Saturday, 6 April 2013

Verandahs and beef tubs

A verandah
One unusually interesting scrap of information led to another today. The first was a review of an exhibition at the British Council in London, The English Effect, demonstrating how various words have got into the English language. One of these was the word 'verandah' which most dictionaries will tell you derives from a hindi word. Apparently not so. It is a Portuguese word, probably based on a place name, a settlement by a river in Portugal where houses had this interesting architectural feature.
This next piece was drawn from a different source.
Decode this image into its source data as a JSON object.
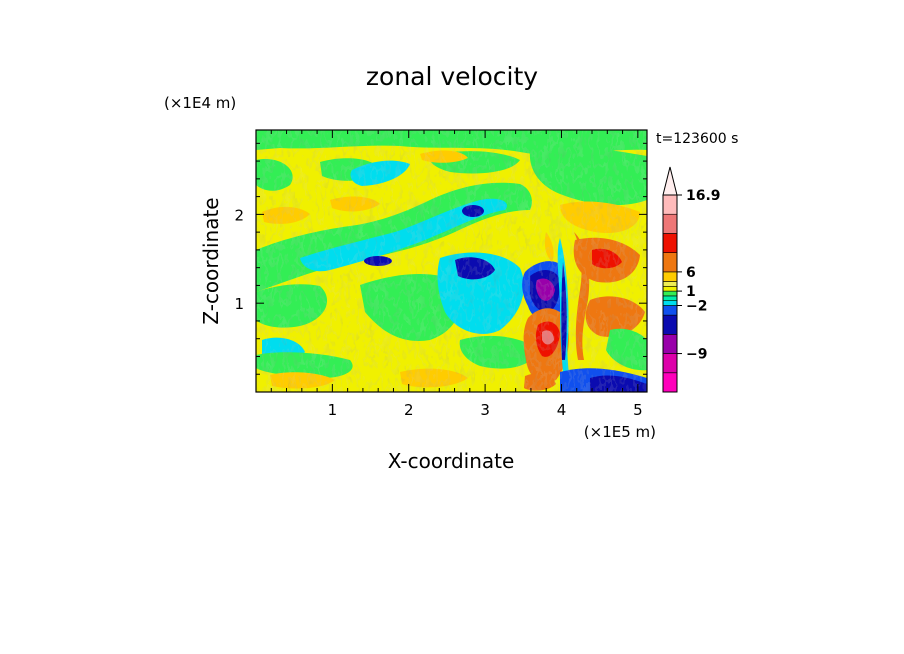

The Portuguese took the word and the feature to India with them, whence it returned - see the illustration above of the very first 'bungalow' ever built in Britain (in Moffat, in 1825), complete with 'verandah'. Then out of the blue came an email from Moffat hotelier Simon Tweedie with the following intriguing thought:

According to Alexander Warrack's The Scots Dialect Dictionary, the definition he gives for   deil’s beef-tub (n) is a roaring linn.

I put it to you that the Devil’s Beef Tub is a roaring linn. It is a place where a devil may take his bath. Moffat the local spa town with its sulphurous spring would reinforce this demonic theme. It is nothing to do with reivers or beef.  It is a corruption of bath tub.

  “Town in a lather over…..”  “Rubba, dub, dub in the Devil’s Beef Tub”?